The minimum needed parts assuming you have an AVR programmer and an RC transmitter and battery charger is: $253.15 not counting shipping. When adding in shipping ($50 from Hobby King) and small electrical components, one should be able to assemble one of these for under $310.
By looking at the materials list, around $750 :/
WhiteTech2 years ago
Very sweet. Although have you though about using a KK2 board from hobby king? The built in accelerometer allows the board to have Auto-level. It's the one I use on my camera rig quadcopter. KK himself updated the firmwhere, it's scary stable. Boarder-line looking like GPS hold. In fact if there's no were to take off I simply toss it in the air at what ever angle and it catches itself. The auto-level would also allow you to focus less on programming just to keep in the air, and more on actual moving autonomously.
kayak0806 (author)  WhiteTech2 years ago
That is really amazing! It would make the programming end of things much much easier.
Thanks!
Heh no problem. There's also a massive selection of different open source controllers. AduCopter is a type of board that uses an Ardino pro-mini (or any other ardino), has many programs by users, and can add any addition sensors you wish liek GPS, barometer, Magnetometer, MultiWii copter also uses Ardino combined with Wii remote sensors. Open-pilot is another, TONS of options for open-source, custom or ready-to-fly!
lebowski2 years ago
Nice job!
rc jedi2 years ago
i just started flying quads. Your cardboard construction has me rethinking my 3rd build....
Good Work!
SilverJimny2 years ago
wow, I am very impressed :)
bigme2 years ago
Wow!
Kiteman2 years ago
Oh, we REALLY need to see a video of this in flight!
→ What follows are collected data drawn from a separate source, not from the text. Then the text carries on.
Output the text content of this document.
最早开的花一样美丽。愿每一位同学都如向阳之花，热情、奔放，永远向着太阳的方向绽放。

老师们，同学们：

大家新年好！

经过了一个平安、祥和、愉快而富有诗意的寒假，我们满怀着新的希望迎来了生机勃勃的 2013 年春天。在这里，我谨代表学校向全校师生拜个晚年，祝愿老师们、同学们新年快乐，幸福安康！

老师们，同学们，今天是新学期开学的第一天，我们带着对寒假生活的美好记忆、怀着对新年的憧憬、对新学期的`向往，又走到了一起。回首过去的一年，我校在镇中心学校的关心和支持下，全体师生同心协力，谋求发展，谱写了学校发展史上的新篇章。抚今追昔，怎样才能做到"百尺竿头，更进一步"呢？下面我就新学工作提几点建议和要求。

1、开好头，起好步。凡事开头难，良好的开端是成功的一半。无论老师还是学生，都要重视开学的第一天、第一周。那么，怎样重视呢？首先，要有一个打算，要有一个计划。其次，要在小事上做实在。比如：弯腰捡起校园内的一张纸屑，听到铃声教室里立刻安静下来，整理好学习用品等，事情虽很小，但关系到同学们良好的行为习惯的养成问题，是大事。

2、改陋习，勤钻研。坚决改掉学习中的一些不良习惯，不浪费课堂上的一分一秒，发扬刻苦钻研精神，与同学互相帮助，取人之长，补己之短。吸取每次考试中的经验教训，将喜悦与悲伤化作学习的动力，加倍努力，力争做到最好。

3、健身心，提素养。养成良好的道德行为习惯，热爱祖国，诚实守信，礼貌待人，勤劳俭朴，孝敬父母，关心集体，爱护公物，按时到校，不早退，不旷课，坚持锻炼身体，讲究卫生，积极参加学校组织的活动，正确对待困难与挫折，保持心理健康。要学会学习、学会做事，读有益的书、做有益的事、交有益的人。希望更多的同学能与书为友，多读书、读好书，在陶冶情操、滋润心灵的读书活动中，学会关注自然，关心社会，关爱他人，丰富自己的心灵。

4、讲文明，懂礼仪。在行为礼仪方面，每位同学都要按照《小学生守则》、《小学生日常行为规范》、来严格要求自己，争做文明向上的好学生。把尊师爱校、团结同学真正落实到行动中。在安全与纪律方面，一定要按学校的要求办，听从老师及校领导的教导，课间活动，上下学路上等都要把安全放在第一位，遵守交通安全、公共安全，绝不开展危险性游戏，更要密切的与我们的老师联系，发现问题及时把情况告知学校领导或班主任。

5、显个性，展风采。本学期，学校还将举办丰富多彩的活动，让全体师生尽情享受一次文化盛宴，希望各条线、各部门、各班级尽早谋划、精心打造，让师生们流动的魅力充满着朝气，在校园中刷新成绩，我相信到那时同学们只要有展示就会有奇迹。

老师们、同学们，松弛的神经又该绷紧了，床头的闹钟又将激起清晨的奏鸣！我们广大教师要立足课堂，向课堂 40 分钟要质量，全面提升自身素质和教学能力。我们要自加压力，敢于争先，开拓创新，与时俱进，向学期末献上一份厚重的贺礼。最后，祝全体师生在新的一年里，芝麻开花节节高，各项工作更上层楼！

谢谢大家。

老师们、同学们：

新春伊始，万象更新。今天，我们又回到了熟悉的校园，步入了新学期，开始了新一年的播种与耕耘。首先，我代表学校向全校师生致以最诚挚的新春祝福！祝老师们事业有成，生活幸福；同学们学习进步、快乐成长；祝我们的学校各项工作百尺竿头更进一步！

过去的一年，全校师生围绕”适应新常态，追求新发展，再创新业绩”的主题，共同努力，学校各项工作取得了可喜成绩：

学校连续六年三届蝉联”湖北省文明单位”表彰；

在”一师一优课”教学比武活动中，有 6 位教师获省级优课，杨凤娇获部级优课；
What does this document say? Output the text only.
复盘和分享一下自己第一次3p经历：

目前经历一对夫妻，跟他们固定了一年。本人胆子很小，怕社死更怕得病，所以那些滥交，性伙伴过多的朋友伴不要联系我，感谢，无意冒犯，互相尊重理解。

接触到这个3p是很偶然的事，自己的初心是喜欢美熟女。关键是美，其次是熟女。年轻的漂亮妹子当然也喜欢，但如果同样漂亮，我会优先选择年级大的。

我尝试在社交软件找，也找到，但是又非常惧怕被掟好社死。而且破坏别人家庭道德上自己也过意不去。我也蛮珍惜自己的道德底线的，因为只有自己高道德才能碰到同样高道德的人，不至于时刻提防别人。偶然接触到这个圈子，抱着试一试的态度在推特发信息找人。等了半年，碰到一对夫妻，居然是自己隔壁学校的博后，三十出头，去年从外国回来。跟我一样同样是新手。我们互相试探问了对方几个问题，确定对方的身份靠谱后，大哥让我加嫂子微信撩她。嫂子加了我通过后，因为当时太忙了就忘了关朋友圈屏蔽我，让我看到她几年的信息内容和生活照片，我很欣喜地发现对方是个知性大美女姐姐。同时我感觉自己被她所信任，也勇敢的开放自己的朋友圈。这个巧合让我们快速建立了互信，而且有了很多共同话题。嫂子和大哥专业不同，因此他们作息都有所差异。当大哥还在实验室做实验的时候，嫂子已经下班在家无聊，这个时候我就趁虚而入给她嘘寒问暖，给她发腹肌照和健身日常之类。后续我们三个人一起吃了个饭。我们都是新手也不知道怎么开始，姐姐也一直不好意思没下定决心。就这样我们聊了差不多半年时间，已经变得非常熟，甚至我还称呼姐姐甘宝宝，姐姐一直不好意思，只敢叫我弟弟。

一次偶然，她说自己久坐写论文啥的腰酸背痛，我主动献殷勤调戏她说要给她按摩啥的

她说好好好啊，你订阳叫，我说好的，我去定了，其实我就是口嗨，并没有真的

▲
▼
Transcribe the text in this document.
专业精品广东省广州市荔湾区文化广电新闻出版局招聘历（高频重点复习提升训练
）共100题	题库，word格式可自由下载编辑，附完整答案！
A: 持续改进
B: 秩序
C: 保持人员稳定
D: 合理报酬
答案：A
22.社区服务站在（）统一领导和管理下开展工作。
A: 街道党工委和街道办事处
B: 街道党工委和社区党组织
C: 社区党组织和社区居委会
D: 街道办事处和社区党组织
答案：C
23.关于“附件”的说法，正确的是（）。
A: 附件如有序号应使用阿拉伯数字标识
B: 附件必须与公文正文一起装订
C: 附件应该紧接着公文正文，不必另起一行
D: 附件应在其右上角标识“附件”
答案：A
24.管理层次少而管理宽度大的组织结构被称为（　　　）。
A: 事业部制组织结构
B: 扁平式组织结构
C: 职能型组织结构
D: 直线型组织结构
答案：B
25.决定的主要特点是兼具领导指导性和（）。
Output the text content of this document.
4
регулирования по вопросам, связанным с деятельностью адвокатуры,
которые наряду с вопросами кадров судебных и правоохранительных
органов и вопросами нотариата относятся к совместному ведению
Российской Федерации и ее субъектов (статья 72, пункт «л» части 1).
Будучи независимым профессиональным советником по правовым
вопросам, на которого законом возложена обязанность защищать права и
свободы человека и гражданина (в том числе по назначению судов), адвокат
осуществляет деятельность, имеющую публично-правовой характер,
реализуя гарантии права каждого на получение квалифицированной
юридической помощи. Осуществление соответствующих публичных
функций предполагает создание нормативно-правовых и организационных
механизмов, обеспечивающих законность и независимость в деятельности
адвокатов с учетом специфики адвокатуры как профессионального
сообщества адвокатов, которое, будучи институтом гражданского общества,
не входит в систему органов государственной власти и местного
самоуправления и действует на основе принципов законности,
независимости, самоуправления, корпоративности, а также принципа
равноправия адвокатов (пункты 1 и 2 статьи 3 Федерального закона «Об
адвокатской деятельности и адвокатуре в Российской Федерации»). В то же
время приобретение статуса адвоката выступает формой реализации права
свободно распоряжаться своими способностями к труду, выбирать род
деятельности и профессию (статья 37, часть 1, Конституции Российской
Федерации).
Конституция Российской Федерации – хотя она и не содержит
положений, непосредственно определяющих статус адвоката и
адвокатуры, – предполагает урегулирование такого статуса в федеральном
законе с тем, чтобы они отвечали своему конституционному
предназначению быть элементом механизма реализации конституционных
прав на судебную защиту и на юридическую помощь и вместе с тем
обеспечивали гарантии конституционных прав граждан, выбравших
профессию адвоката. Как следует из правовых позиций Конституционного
kayak0806 (author)  Kiteman2 years ago
Video added for RC flight! Autonomy hopefully coming soon.
Cool!
cube0002 years ago
Definitely video must appear here asap.
What is total weight of ready to fly model?
kayak0806 (author)  cube0002 years ago
Done (for RC at least).
The current model weighs 1151 grams.
kayak0806 (author) 2 years ago
Video of initial RC flight added. None of the team has any real experience flying quadcopters, so our first flights are brief.